Masing-masing pihak mempunyai versinya masing-masing mengenai peristiwa penting ini.
Menurut versi Arab, orang-orang Yahudi datang entah dari mana, menyerang orang-orang yang cinta damai dan mengusir mereka dari negaranya.
Menurut versi Zionis, orang-orang Yahudi telah menerima rencana kompromi PBB, namun orang-orang Arab menolaknya dan memulai perang berdarah, di mana mereka diyakinkan oleh negara-negara Arab untuk meninggalkan rumah mereka dan kembali dengan tentara Arab yang menang. .
Kedua versi ini sama sekali tidak masuk akal – campuran dari propaganda, legenda, dan perasaan bersalah yang tersembunyi.
Selama perang saya adalah anggota unit komando bergerak yang aktif di seluruh front selatan. Saya adalah saksi mata atas apa yang terjadi.
Saya menulis sebuah buku selama perang (“Di Ladang Orang Filistin”) dan satu lagi segera setelahnya (“Sisi Lain Mata Uang”).
Mereka muncul bersama dalam bahasa Inggris dengan judul “1948: A Soldier’s Tale”. Saya juga menulis satu bab tentang peristiwa ini di paruh pertama otobiografi saya (“Optimis”) yang muncul dalam bahasa Ibrani tahun lalu. Saya akan mencoba menggambarkan apa yang sebenarnya terjadi.
PERTAMA, kita harus berhati-hati dalam memandang tahun 1948 dari sudut pandang tahun 2015. Meskipun sulit, kita harus berusaha membawa diri kita ke realitas saat itu. Jika tidak, kita tidak akan dapat memahami apa yang sebenarnya terjadi.
Perang tahun 1948 adalah perang yang unik. Itu adalah akibat dari peristiwa-peristiwa sejarah yang tidak ada tandingannya di mana pun. Tanpa mempertimbangkan latar belakang sejarah, psikologis, militer dan politik, mustahil untuk memahami apa yang terjadi. Baik pemusnahan penduduk asli Amerika oleh pemukim kulit putih, maupun berbagai genosida kolonial tidak mirip dengan hal tersebut.
Penyebab langsungnya adalah resolusi PBB pada bulan November 1947 yang membagi Palestina. Hal ini ditolak mentah-mentah oleh orang Arab, yang menganggap orang Yahudi sebagai penyusup asing. Pihak Yahudi memang menerimanya, namun David Ben-Gurion kemudian membual bahwa dia tidak berniat puas dengan perbatasan tahun 1947.

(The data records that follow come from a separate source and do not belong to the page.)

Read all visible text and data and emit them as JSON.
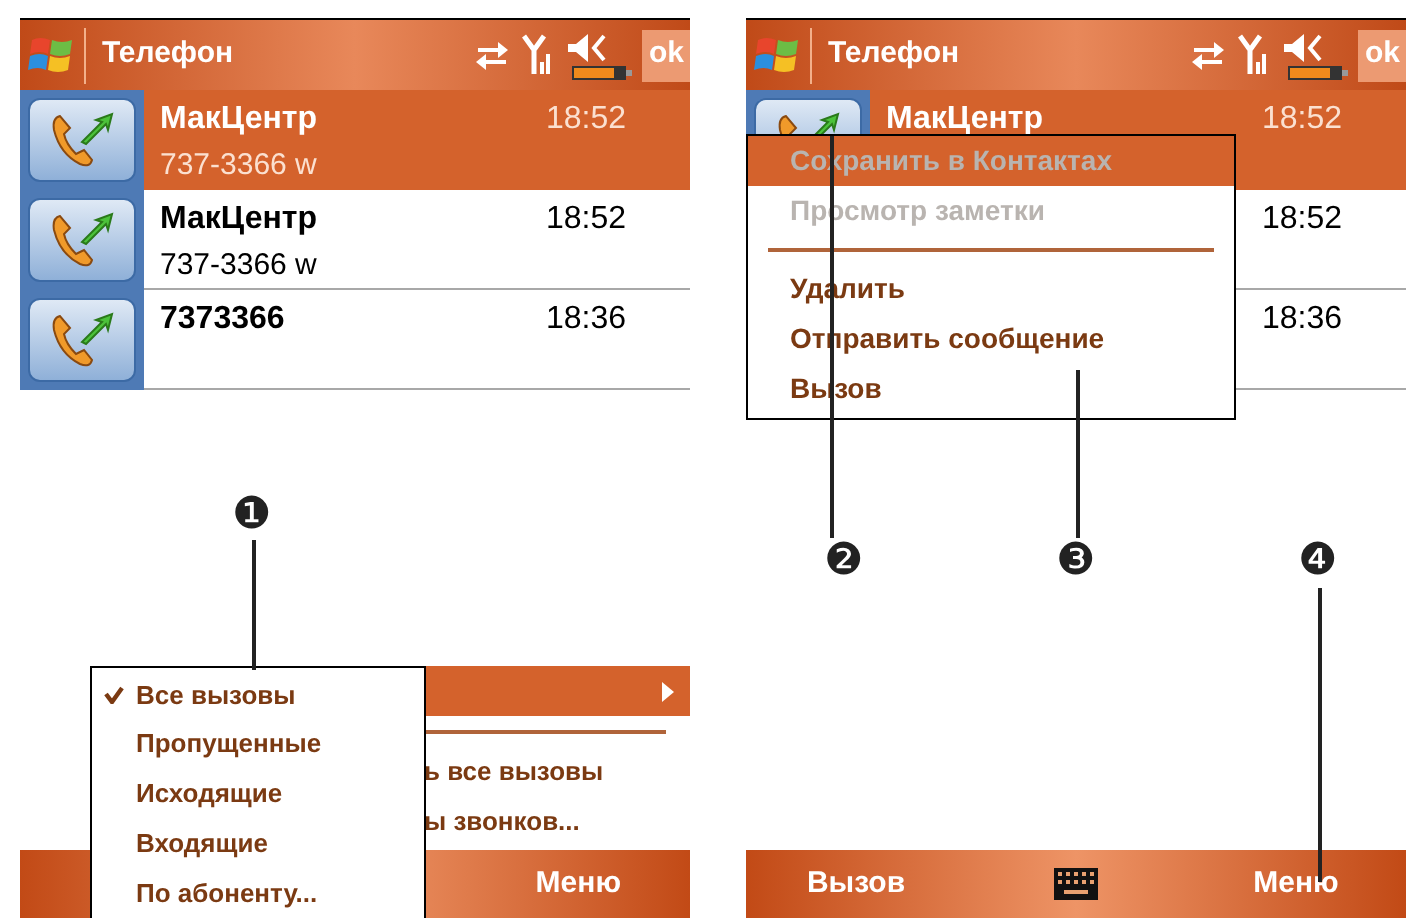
{
  "screens": [
    {
      "title": "Телефон",
      "ok": "ok",
      "calls": [
        {
          "name": "МакЦентр",
          "number": "737-3366 w",
          "time": "18:52",
          "selected": true
        },
        {
          "name": "МакЦентр",
          "number": "737-3366 w",
          "time": "18:52",
          "selected": false
        },
        {
          "name": "7373366",
          "time": "18:36",
          "selected": false
        }
      ],
      "bottom_bar": {
        "right": "Меню"
      },
      "back_menu": [
        {
          "kind": "submenu",
          "selected": true
        },
        {
          "kind": "separator"
        },
        {
          "kind": "item",
          "label": "ь все вызовы",
          "selected": false
        },
        {
          "kind": "item",
          "label": "ы звонков...",
          "selected": false
        }
      ],
      "filter_menu": [
        {
          "label": "Все вызовы",
          "checked": true
        },
        {
          "label": "Пропущенные",
          "checked": false
        },
        {
          "label": "Исходящие",
          "checked": false
        },
        {
          "label": "Входящие",
          "checked": false
        },
        {
          "label": "По абоненту...",
          "checked": false
        }
      ]
    },
    {
      "title": "Телефон",
      "ok": "ok",
      "calls": [
        {
          "name": "МакЦентр",
          "time": "18:52",
          "selected": true
        },
        {
          "time": "18:52",
          "selected": false
        },
        {
          "time": "18:36",
          "selected": false
        }
      ],
      "bottom_bar": {
        "left": "Вызов",
        "keyboard": true,
        "right": "Меню"
      },
      "context_menu": [
        {
          "kind": "item",
          "label": "Сохранить в Контактах",
          "disabled": true,
          "selected": true
        },
        {
          "kind": "item",
          "label": "Просмотр заметки",
          "disabled": true,
          "selected": false
        },
        {
          "kind": "separator"
        },
        {
          "kind": "item",
          "label": "Удалить",
          "disabled": false,
          "selected": false
        },
        {
          "kind": "item",
          "label": "Отправить сообщение",
          "disabled": false,
          "selected": false
        },
        {
          "kind": "item",
          "label": "Вызов",
          "disabled": false,
          "selected": false
        }
      ]
    }
  ],
  "callouts": [
    "❶",
    "❷",
    "❸",
    "❹"
  ]
}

Ketika perang dimulai pada akhir tahun 1947, di Palestina yang dikuasai Inggris terdapat sekitar 1,250,000 orang Arab dan 635,000 orang Yahudi. Mereka tinggal berdekatan namun dalam lingkungan terpisah di kota (Yerusalem, Tel-Aviv-Jaffa, Haifa), dan bersebelahan di desa-desa tetangga.

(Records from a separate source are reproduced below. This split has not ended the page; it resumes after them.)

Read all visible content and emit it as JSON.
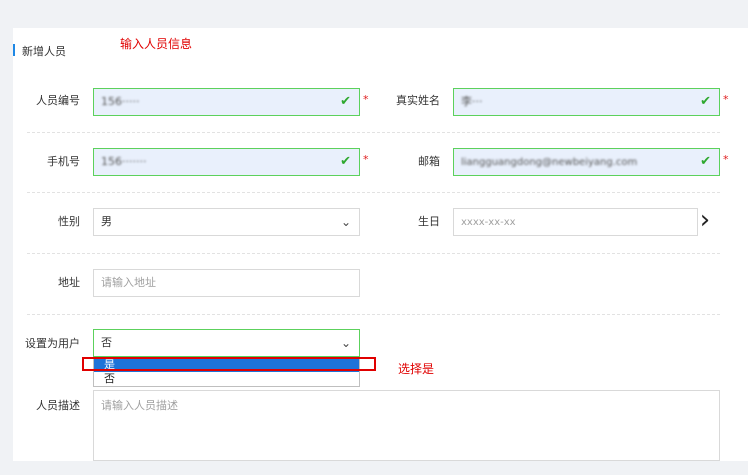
{
  "section": {
    "title": "新增人员"
  },
  "annotations": {
    "top": "输入人员信息",
    "select": "选择是"
  },
  "fields": {
    "person_no": {
      "label": "人员编号",
      "value": "156·····"
    },
    "real_name": {
      "label": "真实姓名",
      "value": "李···"
    },
    "phone": {
      "label": "手机号",
      "value": "156·······"
    },
    "email": {
      "label": "邮箱",
      "value": "liangguangdong@newbeiyang.com"
    },
    "gender": {
      "label": "性别",
      "value": "男"
    },
    "birthday": {
      "label": "生日",
      "placeholder": "xxxx-xx-xx"
    },
    "address": {
      "label": "地址",
      "placeholder": "请输入地址"
    },
    "set_user": {
      "label": "设置为用户",
      "value": "否",
      "options": [
        "是",
        "否"
      ]
    },
    "description": {
      "label": "人员描述",
      "placeholder": "请输入人员描述"
    }
  },
  "required_mark": "*",
  "icons": {
    "check": "✔",
    "chevron": "⌄",
    "arrow": "›"
  },
  "colors": {
    "accent": "#1e88e5",
    "valid_border": "#5cd15c",
    "valid_bg": "#e9f0fc",
    "annotation": "#e00000",
    "selected_option": "#1e73d8"
  }
}
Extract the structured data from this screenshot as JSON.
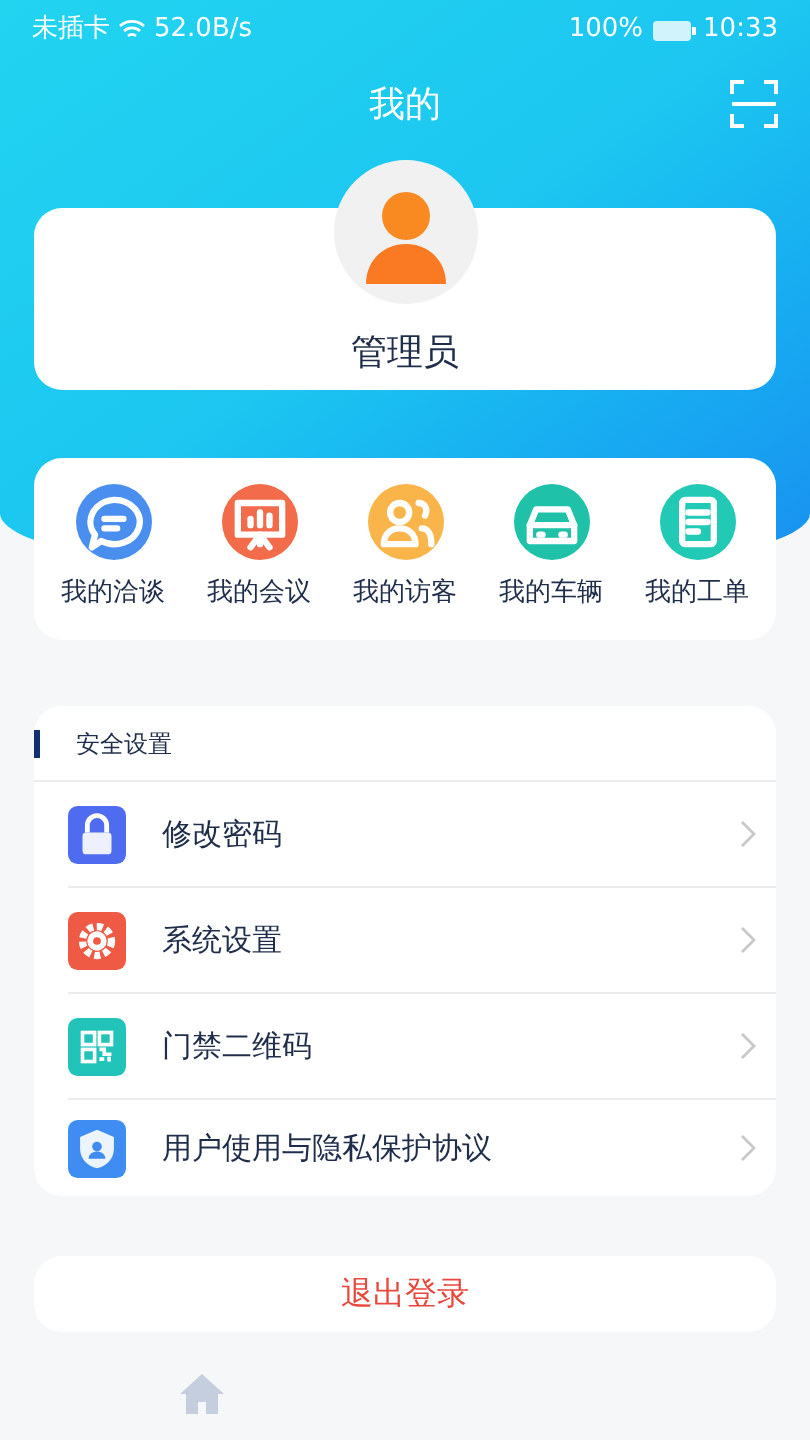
{
  "status_bar": {
    "carrier": "未插卡",
    "speed": "52.0B/s",
    "battery": "100%",
    "time": "10:33"
  },
  "header": {
    "title": "我的"
  },
  "profile": {
    "name": "管理员"
  },
  "shortcuts": [
    {
      "label": "我的洽谈",
      "kind": "chat",
      "color": "#4a8ef0"
    },
    {
      "label": "我的会议",
      "kind": "meeting",
      "color": "#f26b4a"
    },
    {
      "label": "我的访客",
      "kind": "visitor",
      "color": "#f9b54a"
    },
    {
      "label": "我的车辆",
      "kind": "car",
      "color": "#1fc2a8"
    },
    {
      "label": "我的工单",
      "kind": "order",
      "color": "#22c9b4"
    }
  ],
  "settings": {
    "title": "安全设置",
    "items": [
      {
        "label": "修改密码",
        "kind": "lock",
        "color": "#4f6cf0"
      },
      {
        "label": "系统设置",
        "kind": "gear",
        "color": "#ef5a45"
      },
      {
        "label": "门禁二维码",
        "kind": "qr",
        "color": "#22c3b8"
      },
      {
        "label": "用户使用与隐私保护协议",
        "kind": "shield",
        "color": "#3f8cf2"
      }
    ]
  },
  "logout": {
    "label": "退出登录"
  }
}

Perang tahun 1948 sebenarnya adalah dua perang yang menyatu menjadi satu. Dari bulan Desember 1947 hingga Mei 1948 terjadi perang antara penduduk Arab dan Yahudi di Palestina, dari bulan Mei hingga gencatan senjata pada awal tahun 1949 terjadi perang antara tentara baru Israel dan tentara negara-negara Arab – terutama Yordania, Mesir, Suriah dan Irak.
DALAM fase pertama dan menentukan, pihak Palestina jelas unggul dalam jumlah. Desa-desa Arab mendominasi hampir semua jalan raya, orang-orang Yahudi hanya bisa bergerak dengan bus lapis baja dan dengan penjaga bersenjata.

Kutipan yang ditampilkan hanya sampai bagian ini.